There's a princess trapped in a tower. This isn't her story.

Meet Toadling. On the day of her birth, she was stolen from her family by the fairies, but she grew up safe and loved in the warm waters of faerieland. Once an adult though, the fae ask a favor of Toadling: return to the human world and offer a blessing of protection to a newborn child. Simple, right?

But nothing with fairies is ever simple.

Centuries later, a knight approaches a towering wall of brambles, where the thorns are as thick as your arm and as sharp as swords. He's heard there's a curse here that needs breaking, but it's a curse Toadling will do anything to uphold…
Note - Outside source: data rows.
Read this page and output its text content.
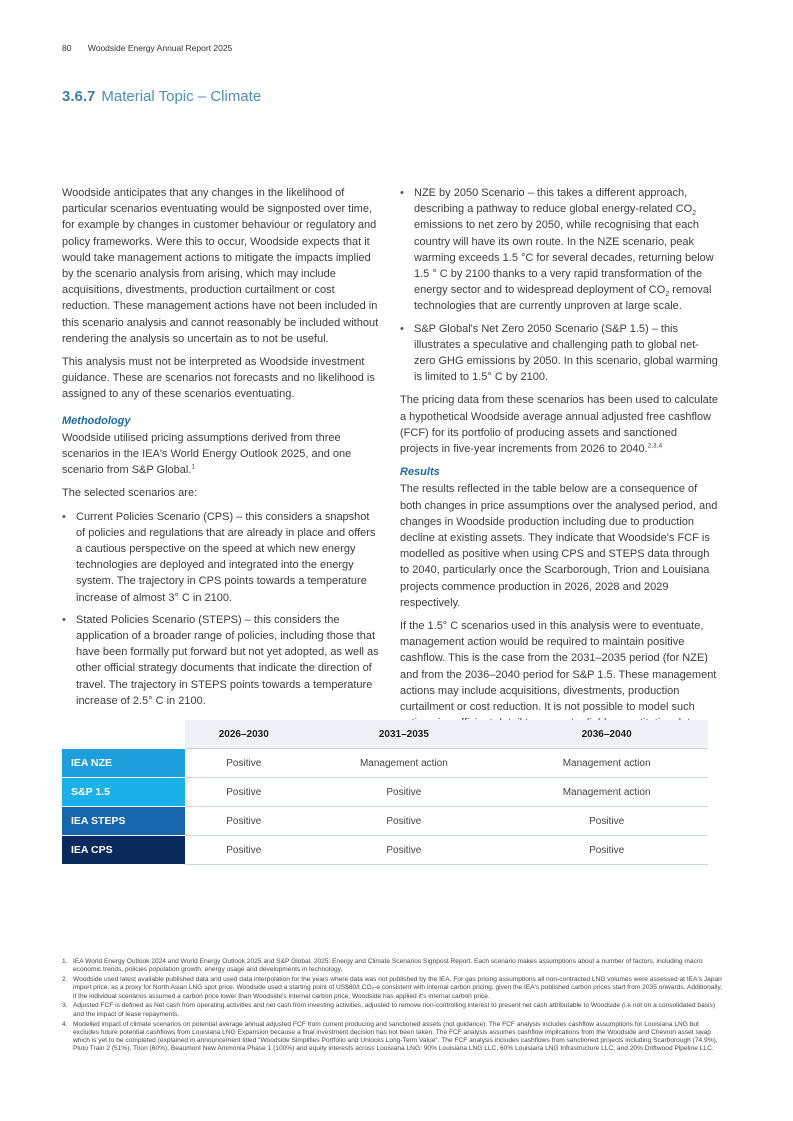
80 Woodside Energy Annual Report 2025
3.6.7 Material Topic – Climate

Woodside anticipates that any changes in the likelihood of particular scenarios eventuating would be signposted over time, for example by changes in customer behaviour or regulatory and policy frameworks. Were this to occur, Woodside expects that it would take management actions to mitigate the impacts implied by the scenario analysis from arising, which may include acquisitions, divestments, production curtailment or cost reduction. These management actions have not been included in this scenario analysis and cannot reasonably be included without rendering the analysis so uncertain as to not be useful.

This analysis must not be interpreted as Woodside investment guidance. These are scenarios not forecasts and no likelihood is assigned to any of these scenarios eventuating.

Methodology

Woodside utilised pricing assumptions derived from three scenarios in the IEA's World Energy Outlook 2025, and one scenario from S&P Global.$^1$

The selected scenarios are:

• Current Policies Scenario (CPS) – this considers a snapshot of policies and regulations that are already in place and offers a cautious perspective on the speed at which new energy technologies are deployed and integrated into the energy system. The trajectory in CPS points towards a temperature increase of almost 3° C in 2100.
• Stated Policies Scenario (STEPS) – this considers the application of a broader range of policies, including those that have been formally put forward but not yet adopted, as well as other official strategy documents that indicate the direction of travel. The trajectory in STEPS points towards a temperature increase of 2.5° C in 2100.
• NZE by 2050 Scenario – this takes a different approach, describing a pathway to reduce global energy-related $CO_2$ emissions to net zero by 2050, while recognising that each country will have its own route. In the NZE scenario, peak warming exceeds 1.5 °C for several decades, returning below 1.5 ° C by 2100 thanks to a very rapid transformation of the energy sector and to widespread deployment of $CO_2$ removal technologies that are currently unproven at large scale.
• S&P Global's Net Zero 2050 Scenario (S&P 1.5) – this illustrates a speculative and challenging path to global net-zero GHG emissions by 2050. In this scenario, global warming is limited to 1.5° C by 2100.

The pricing data from these scenarios has been used to calculate a hypothetical Woodside average annual adjusted free cashflow (FCF) for its portfolio of producing assets and sanctioned projects in five-year increments from 2026 to 2040.$^{2,3,4}$

Results

The results reflected in the table below are a consequence of both changes in price assumptions over the analysed period, and changes in Woodside production including due to production decline at existing assets. They indicate that Woodside's FCF is modelled as positive when using CPS and STEPS data through to 2040, particularly once the Scarborough, Trion and Louisiana projects commence production in 2026, 2028 and 2029 respectively.

If the 1.5° C scenarios used in this analysis were to eventuate, management action would be required to maintain positive cashflow. This is the case from the 2031–2035 period (for NZE) and from the 2036–2040 period for S&P 1.5. These management actions may include acquisitions, divestments, production curtailment or cost reduction. It is not possible to model such

	2026–2030	2031–2035	2036–2040
IEA NZE	Positive	Management action	Management action
S&P 1.5	Positive	Positive	Management action
IEA STEPS	Positive	Positive	Positive
IEA CPS	Positive	Positive	Positive
1. IEA World Energy Outlook 2024 and World Energy Outlook 2025 and S&P Global, 2025: Energy and Climate Scenarios Signpost Report. Each scenario makes assumptions about a number of factors, including macro economic trends, policies population growth, energy usage and developments in technology.
2. Woodside used latest available published data and used data interpolation for the years where data was not published by the IEA. For gas pricing assumptions all non-contracted LNG volumes were assessed at IEA's Japan import price, as a proxy for North Asian LNG spot price. Woodside used a starting point of US$80/t CO₂-e consistent with internal carbon pricing, given the IEA's published carbon prices start from 2035 onwards. Additionally, if the individual scenarios assumed a carbon price lower than Woodside's internal carbon price, Woodside has applied it's internal carbon price.
3. Adjusted FCF is defined as Net cash from operating activities and net cash from investing activities, adjusted to remove non-controlling interest to present net cash attributable to Woodside (i.e not on a consolidated basis) and the impact of lease repayments.
4. Modelled impact of climate scenarios on potential average annual adjusted FCF from current producing and sanctioned assets (not guidance). The FCF analysis includes cashflow assumptions for Louisiana LNG but excludes future potential cashflows from Louisiana LNG Expansion because a final investment decision has not been taken. The FCF analysis assumes cashflow implications from the Woodside and Chevron asset swap which is yet to be completed (explained in announcement titled "Woodside Simplifies Portfolio and Unlocks Long-Term Value". The FCF analysis includes cashflows from sanctioned projects including Scarborough (74.9%), Pluto Train 2 (51%), Trion (60%), Beaumont New Ammonia Phase 1 (100%) and equity interests across Louisiana LNG: 90% Louisiana LNG LLC, 60% Louisiana LNG Infrastructure LLC, and 20% Driftwood Pipeline LLC.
T. Kingfisher (Ursula Vernon) is just one of the most FUN fantasy writers working today. A Wizard's Guide to Defensive Baking is about a teenage wizard whose magic only extends to baked goods, so she enchants gingerbread men to do her bidding and her familiar is a sourdough starter. Nettle and Bone was one of my favourite books of 2023, and featured a gravewitch, the world's most lovable skeleton dog, and a chicken possessed by a demon. She's one of the novelists I turn to whenever I'm in a reading slump and want to remember that reading books is supposed to feel like play, not homework. Thornhedge sounds like a tasty treat.